Characteristics of Effective Helpers



Characteristics of Effective Helpers

KDVA, June, 1998

The most effective helper is one who has successfully achieved a balance of interpersonal, intrapersonal, and technical competence.

Intellectual Competence

Effective helpers need to be knowledgeable and also have a desire to learn, to be curious enough to want to check things out and know what is happening to survivors.

Energy

Passive, nonenergetic helpers are not likely to inspire much trust and confidence from their survivors. Dynamism and intensity are more likely to produce survivor confidence and to encourage survivors to work and to be active themselves.

Flexibility

Flexible helpers adapt methods and technologies to survivors rather than pushing survivors and their problems to fit the use of a particular theoretical orientation or strategy.

Support

Effective helpers are support to survivors. Support engenders hope, reduces survivor anxiety, and gives emotional security. Giving support does not mean encouraging the survivor to lean on you, however or taking responsibility away from the survivor. The survivor experiences the fact that here is someone who respects her as she is, and is willing for her to take any direction which she chooses. The helper must maintain a careful balance between being supporting and being supportive in order to avoid promoting survivor dependence and to avoid “rescuing” the survivor, thus robbing survivors of their own self-support system.

Good Will

Helpers who have good will work on behalf of their survivors, not themselves. Their desire to help is not thwarted because of the own unmet needs. Good will also implied that our motives and intentions are positive and constructive rather than negative and destructive. Good will also suggests that we behave in ethical and responsible ways with survivors.

Self-Awareness

The ability to be involved in an effective interpersonal interaction is influenced by our feelings and attitudes about ourselves. If we don’t feel competent or valuable as people, we may communicate this attitude to the survivor. We need to be aware of our own strengths and limitations. It is just as important to keep track of our own personal growth as it is to keep track of which technique or change program we are using with a survivor.

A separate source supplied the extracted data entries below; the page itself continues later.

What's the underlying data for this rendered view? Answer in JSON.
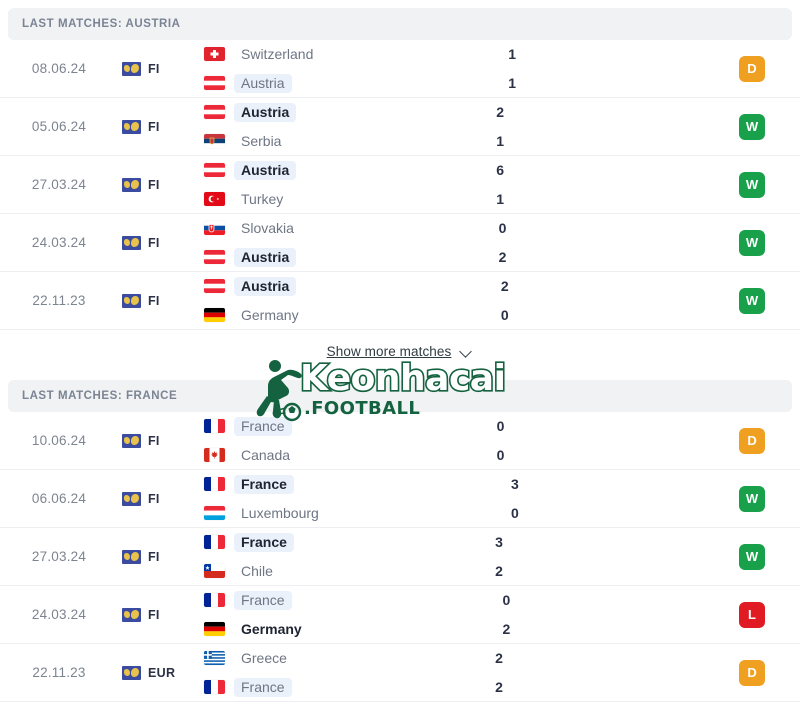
{
  "sections": [
    {
      "id": "austria",
      "header": "LAST MATCHES: AUSTRIA",
      "matches": [
        {
          "date": "08.06.24",
          "competition": "FI",
          "home": {
            "team": "Switzerland",
            "flag": "switzerland",
            "score": "1",
            "bold": false,
            "highlight": false
          },
          "away": {
            "team": "Austria",
            "flag": "austria",
            "score": "1",
            "bold": false,
            "highlight": true
          },
          "result": "D"
        },
        {
          "date": "05.06.24",
          "competition": "FI",
          "home": {
            "team": "Austria",
            "flag": "austria",
            "score": "2",
            "bold": true,
            "highlight": true
          },
          "away": {
            "team": "Serbia",
            "flag": "serbia",
            "score": "1",
            "bold": false,
            "highlight": false
          },
          "result": "W"
        },
        {
          "date": "27.03.24",
          "competition": "FI",
          "home": {
            "team": "Austria",
            "flag": "austria",
            "score": "6",
            "bold": true,
            "highlight": true
          },
          "away": {
            "team": "Turkey",
            "flag": "turkey",
            "score": "1",
            "bold": false,
            "highlight": false
          },
          "result": "W"
        },
        {
          "date": "24.03.24",
          "competition": "FI",
          "home": {
            "team": "Slovakia",
            "flag": "slovakia",
            "score": "0",
            "bold": false,
            "highlight": false
          },
          "away": {
            "team": "Austria",
            "flag": "austria",
            "score": "2",
            "bold": true,
            "highlight": true
          },
          "result": "W"
        },
        {
          "date": "22.11.23",
          "competition": "FI",
          "home": {
            "team": "Austria",
            "flag": "austria",
            "score": "2",
            "bold": true,
            "highlight": true
          },
          "away": {
            "team": "Germany",
            "flag": "germany",
            "score": "0",
            "bold": false,
            "highlight": false
          },
          "result": "W"
        }
      ]
    },
    {
      "id": "france",
      "header": "LAST MATCHES: FRANCE",
      "matches": [
        {
          "date": "10.06.24",
          "competition": "FI",
          "home": {
            "team": "France",
            "flag": "france",
            "score": "0",
            "bold": false,
            "highlight": true
          },
          "away": {
            "team": "Canada",
            "flag": "canada",
            "score": "0",
            "bold": false,
            "highlight": false
          },
          "result": "D"
        },
        {
          "date": "06.06.24",
          "competition": "FI",
          "home": {
            "team": "France",
            "flag": "france",
            "score": "3",
            "bold": true,
            "highlight": true
          },
          "away": {
            "team": "Luxembourg",
            "flag": "luxembourg",
            "score": "0",
            "bold": false,
            "highlight": false
          },
          "result": "W"
        },
        {
          "date": "27.03.24",
          "competition": "FI",
          "home": {
            "team": "France",
            "flag": "france",
            "score": "3",
            "bold": true,
            "highlight": true
          },
          "away": {
            "team": "Chile",
            "flag": "chile",
            "score": "2",
            "bold": false,
            "highlight": false
          },
          "result": "W"
        },
        {
          "date": "24.03.24",
          "competition": "FI",
          "home": {
            "team": "France",
            "flag": "france",
            "score": "0",
            "bold": false,
            "highlight": true
          },
          "away": {
            "team": "Germany",
            "flag": "germany",
            "score": "2",
            "bold": true,
            "highlight": false
          },
          "result": "L"
        },
        {
          "date": "22.11.23",
          "competition": "EUR",
          "home": {
            "team": "Greece",
            "flag": "greece",
            "score": "2",
            "bold": false,
            "highlight": false
          },
          "away": {
            "team": "France",
            "flag": "france",
            "score": "2",
            "bold": false,
            "highlight": true
          },
          "result": "D"
        }
      ]
    }
  ],
  "show_more": {
    "label": "Show more matches",
    "icon": "chevron-down-icon"
  },
  "watermark": {
    "word": "Keonhacai",
    "sub": ".FOOTBALL",
    "color": "#14623f"
  },
  "result_colors": {
    "W": "#18a14a",
    "D": "#f0a020",
    "L": "#e01b24"
  }
}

There are three areas that most helpers need to examine closely about themselves:

1. Competence

Feelings of incompetence and inadequacy can be described as either fear of failure or fear of success. A helper who is afraid of failure may approach helping with an overly positive “Pollyanna” attitude. A helper who fears success may structure helping to maintain or confirm such a negative self-concept. This helper tends to discount positive feedback and to have expectations that are out of reach.

2. Power

Unresolved feelings about oneself in relation to power and control may include impotence, passivity, and dependence. A helper who is afraid to give up control may try to be omnipotent. For this person, helping is manageable only when it is controllable. Such a helper may use persuading the survivor to do what the helper wants, getting upset or defensive if a survivor is resistant or hesitant, and dominating the content and direction of change. A helper who is afraid of power and control may attempt to escape from as much responsibility and participation in helping as possible. They may allow the survivor too much direction and risks are avoided or ignored. A helper who has unresolved power may have very strong feelings about the value of one particular lifestyle. Such a helper may take unwarranted advantage of the influence processes in a helping relationship by using helping to convert the survivor to that lifestyle or ideology.

3. Intimacy

A helper’s unresolved intimacy needs can alter the direction and course of helping. A helper who is afraid of rejection may behave in ways that meet the need to be accepted and liked by the survivor. The helper may subtly seek positive feedback from the survivor as a reassurance of being valued and liked. Negative survivor cues also may be ignored because the helper does not want to hear expressions of dissatisfaction.